Potreste tracciare brevemente un confronto (con qualche dato) fra l’impatto ambientale medio di un’abitazione italiana e quello di una di Ecovillaggio Montale in termini di emissioni e consumi?
«È bene precisare che l’Italia è molto lunga e variegata per cui l’impatto ambientale di una abitazione al nord, centro o sud, e ancora sui monti o al mare, è differente. Certamente in Emila Romagna, dove occorre sia riscaldare in inverno che raffrescare in estate e abbattere alti tassi di umidità, i consumi di una abitazione tradizionale sono tra i più elevati in Italia: parliamo in media di circa 220 kwh/mq/anno solo per riscaldamento e acqua calda sanitaria.
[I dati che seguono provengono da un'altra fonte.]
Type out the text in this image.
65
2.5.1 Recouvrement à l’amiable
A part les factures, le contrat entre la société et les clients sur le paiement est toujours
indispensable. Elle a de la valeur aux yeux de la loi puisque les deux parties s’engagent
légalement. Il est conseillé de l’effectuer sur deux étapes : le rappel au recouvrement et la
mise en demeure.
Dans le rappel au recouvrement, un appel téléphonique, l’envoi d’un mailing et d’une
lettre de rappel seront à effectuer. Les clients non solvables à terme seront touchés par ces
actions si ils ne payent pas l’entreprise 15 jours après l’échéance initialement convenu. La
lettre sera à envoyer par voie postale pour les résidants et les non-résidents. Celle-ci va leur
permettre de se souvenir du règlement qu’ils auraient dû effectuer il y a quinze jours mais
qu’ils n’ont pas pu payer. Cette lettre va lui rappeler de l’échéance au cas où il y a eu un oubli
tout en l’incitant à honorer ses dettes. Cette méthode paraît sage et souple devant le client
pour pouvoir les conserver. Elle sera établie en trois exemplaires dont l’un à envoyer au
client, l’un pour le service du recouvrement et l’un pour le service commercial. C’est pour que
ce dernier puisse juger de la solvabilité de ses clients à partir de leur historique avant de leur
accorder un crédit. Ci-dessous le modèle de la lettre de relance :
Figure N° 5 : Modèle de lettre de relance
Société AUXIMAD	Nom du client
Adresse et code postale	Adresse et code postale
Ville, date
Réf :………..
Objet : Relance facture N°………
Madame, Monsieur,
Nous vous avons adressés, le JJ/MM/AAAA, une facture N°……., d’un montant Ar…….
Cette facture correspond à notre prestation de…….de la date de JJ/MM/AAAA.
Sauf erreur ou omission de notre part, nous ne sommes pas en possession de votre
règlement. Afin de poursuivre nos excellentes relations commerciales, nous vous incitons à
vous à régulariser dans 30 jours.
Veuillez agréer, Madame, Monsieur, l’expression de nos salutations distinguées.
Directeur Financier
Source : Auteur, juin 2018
Normalmente le abitazioni sono riscaldate tramite caldaia a gas che riscalda anche l’acqua sanitaria, questa combustione produce emissioni di Co2 in atmosfera (circa 2Kg di Co2 dalla combustione di 1 mc di gas metano), principale gas a effetto serra, responsabile dei cambiamenti climatici.
Le residenze Ecovillaggio Montale, grazie alla efficienza urbanistica e dell’involucro edilizio, necessitano di pochissima energia primaria sia per riscaldare che raffrescare gli ambienti, deumidificandoli, ma anche per riscaldare l’acqua sanitaria. In media circa 20Kwh/mq/anno, ovvero il 90% in meno rispetto a una residenza tradizionale. Grazie a questo, in Ecovillaggio ci si può permettere di utilizzare pompe di calore che necessitano solo di energia elettrica, in parte autoprodotta tramite il solare fotovoltaico e in parte acquistata dal gestore Lifegate, che vende energia prodotta 100% da fonti rinnovabili e italiana. Non si fa combustione di gas né in loco né in remoto quindi non si emette Co2 in atmosfera. Al contrario, la riforestazione attuata in base ai criteri della tesi di laurea di Federica Santi, assorbe la Co2 che viene emessa da altre realtà».